Carolynn Reid-Wallace
Former U.S. Assistant Secretary of Education, Carolynn Reid-Wallace has served as Senior Vice President, Education and Programming, for the Corporation for Public Broadcasting since 1993. In that role, she carries out the Corporation’s commitment to provide and enhance educational services through public telecommunications and evolving technologies. From 1991 to 1993, she directed a staff of 1,250 federal employees and 10 regional offices concerned with the U.S. Department of Education’s role in post-secondary education. It was an area close to her heart. As Vice-Chancellor for Academic Affairs at the City University of New York from 1987 to 1991, Dr. Reid-Wallace was chief academic officer of the nation’s third largest urban university system. Her university-wide review and redesign of teacher education programs was recognized as a national model by The New York Times. Prior to directing a national program to increase the effectiveness of humanities education in America’s schools for the National Endowment for the Humanities, Dr. Reid-Wallace held several positions at Bowie State College, Maryland, including the Acting Presidency, and taught at Grinnell College, The George Washington University, Howard University, Washington, and Talladega College.
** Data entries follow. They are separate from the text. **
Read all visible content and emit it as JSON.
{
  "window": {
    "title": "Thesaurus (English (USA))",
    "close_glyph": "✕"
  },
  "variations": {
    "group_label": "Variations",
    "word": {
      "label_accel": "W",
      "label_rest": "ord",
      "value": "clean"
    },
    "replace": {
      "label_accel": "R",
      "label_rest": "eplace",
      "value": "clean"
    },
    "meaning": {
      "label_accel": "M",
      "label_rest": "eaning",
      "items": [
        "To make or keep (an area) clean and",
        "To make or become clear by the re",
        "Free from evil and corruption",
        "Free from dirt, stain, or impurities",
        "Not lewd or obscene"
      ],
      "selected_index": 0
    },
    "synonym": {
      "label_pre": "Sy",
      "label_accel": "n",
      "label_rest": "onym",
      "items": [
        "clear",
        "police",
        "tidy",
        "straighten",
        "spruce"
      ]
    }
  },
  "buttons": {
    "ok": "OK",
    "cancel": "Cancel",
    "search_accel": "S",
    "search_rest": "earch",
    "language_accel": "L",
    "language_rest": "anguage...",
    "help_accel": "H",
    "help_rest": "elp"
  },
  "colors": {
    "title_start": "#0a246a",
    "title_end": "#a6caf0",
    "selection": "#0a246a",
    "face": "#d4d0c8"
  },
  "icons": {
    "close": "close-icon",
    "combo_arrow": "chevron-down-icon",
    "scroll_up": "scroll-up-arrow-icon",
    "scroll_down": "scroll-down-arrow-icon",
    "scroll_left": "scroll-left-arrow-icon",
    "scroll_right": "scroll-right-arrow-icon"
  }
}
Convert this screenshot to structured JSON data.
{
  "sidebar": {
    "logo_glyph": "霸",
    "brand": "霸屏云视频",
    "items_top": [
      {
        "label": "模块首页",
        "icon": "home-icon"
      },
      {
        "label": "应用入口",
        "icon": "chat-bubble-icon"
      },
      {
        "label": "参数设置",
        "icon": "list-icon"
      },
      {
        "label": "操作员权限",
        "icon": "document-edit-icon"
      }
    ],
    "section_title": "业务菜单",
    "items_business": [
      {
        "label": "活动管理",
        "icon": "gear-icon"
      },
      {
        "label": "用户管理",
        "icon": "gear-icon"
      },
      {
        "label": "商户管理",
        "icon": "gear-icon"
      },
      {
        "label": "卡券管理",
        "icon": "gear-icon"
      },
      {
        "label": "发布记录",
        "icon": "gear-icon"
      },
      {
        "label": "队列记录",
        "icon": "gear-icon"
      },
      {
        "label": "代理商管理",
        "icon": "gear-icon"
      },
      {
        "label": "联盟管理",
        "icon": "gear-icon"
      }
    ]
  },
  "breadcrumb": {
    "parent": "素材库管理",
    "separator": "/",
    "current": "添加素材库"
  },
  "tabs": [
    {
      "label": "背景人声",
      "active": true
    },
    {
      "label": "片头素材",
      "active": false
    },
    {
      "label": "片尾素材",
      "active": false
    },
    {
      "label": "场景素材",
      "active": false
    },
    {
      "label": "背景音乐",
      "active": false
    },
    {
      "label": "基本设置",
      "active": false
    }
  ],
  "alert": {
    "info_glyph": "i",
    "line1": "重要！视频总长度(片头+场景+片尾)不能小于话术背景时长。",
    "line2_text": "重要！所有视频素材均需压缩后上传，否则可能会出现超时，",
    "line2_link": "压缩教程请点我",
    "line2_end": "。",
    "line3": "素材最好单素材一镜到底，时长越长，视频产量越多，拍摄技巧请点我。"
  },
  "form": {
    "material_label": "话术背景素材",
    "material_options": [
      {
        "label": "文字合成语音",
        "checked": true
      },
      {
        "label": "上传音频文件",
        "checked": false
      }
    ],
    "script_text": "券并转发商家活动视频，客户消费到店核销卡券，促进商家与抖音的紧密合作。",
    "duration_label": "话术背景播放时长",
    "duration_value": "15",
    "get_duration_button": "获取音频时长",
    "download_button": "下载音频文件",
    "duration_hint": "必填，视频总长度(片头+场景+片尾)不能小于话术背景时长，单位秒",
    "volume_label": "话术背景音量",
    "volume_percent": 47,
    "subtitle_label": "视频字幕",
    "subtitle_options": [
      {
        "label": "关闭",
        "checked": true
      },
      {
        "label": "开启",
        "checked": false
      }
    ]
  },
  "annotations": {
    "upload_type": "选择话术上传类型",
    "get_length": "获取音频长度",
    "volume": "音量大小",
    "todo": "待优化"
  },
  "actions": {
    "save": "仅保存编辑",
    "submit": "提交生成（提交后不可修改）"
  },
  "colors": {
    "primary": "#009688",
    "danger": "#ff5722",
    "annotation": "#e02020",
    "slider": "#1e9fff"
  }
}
The recipient of a Ph.D. degree in English and American Literature from The George Washington University, she has been a Rockefeller scholar, a Ford fellow, a John Hay Whitney alternate, and a Fulbright lecturer.

Chang-Lin Tien
The first Asian-American to head a major research university in the United States, Chang-Lin Tien became seventh Chancellor of the University of California at Berkeley in 1990. Internationally recognized for his research in the field of heat transfer technology, he is the recipient of many honors including a Guggenheim Fellowship and the Max Jakob Memorial Award, the highest honor in the field of heat transfer. Anchored in both American and Asian cultures, Dr. Tien is deeply committed to maintaining excellence and to broadening the democratic reach of higher education to all groups. Born in China and educated in Shanghai and Taiwan, he came to the United States in 1956 and earned a master’s degree at the University of Louisville in 1957. He then earned a second master’s and a Ph.D. degree at Princeton in l959, the same year he joined the Berkeley faculty. A recipient of honorary degrees from several universities, he currently serves on the Board of Trustees at Princeton, the Asia Foundation, and Wells Fargo Bank. He has published more than 280 journal articles, has been editor of three international journals, and has guided more than 60 students to the doctorate.

Chen Ning Yang
Nobel Prize winning physicist, Chen Ning Yang directs the Institute for Theoretical Physics at the State University of New York at Stony Brook, where he also holds the title of Albert Einstein Professor of Physics. Born in China, he received his doctorate from the University of Chicago in 1948 and joined Princeton’s Institute for Advanced Study in 1949, where he served as a professor from 1955 until 1966, the year he came to Stony Brook. Dr. Yang is a member of the U.S. Academy of Sciences; the Academia Sinica, Taiwan; and the American Philosophical Society. He also belongs to the Russian Academy of Sciences, the Royal Society, London; and several other academies. In addition to the Nobel Prize, which he won in 1957, Dr. Yang is the recipient of the Rumford Premium, the National Medal of Science, the Benjamin Franklin Medal, the Bower Prize, and the N. Bogoliubov Prize, which he received in 1996. He holds more than a dozen honorary degrees including an honorary Doctor of Science degree from Princeton.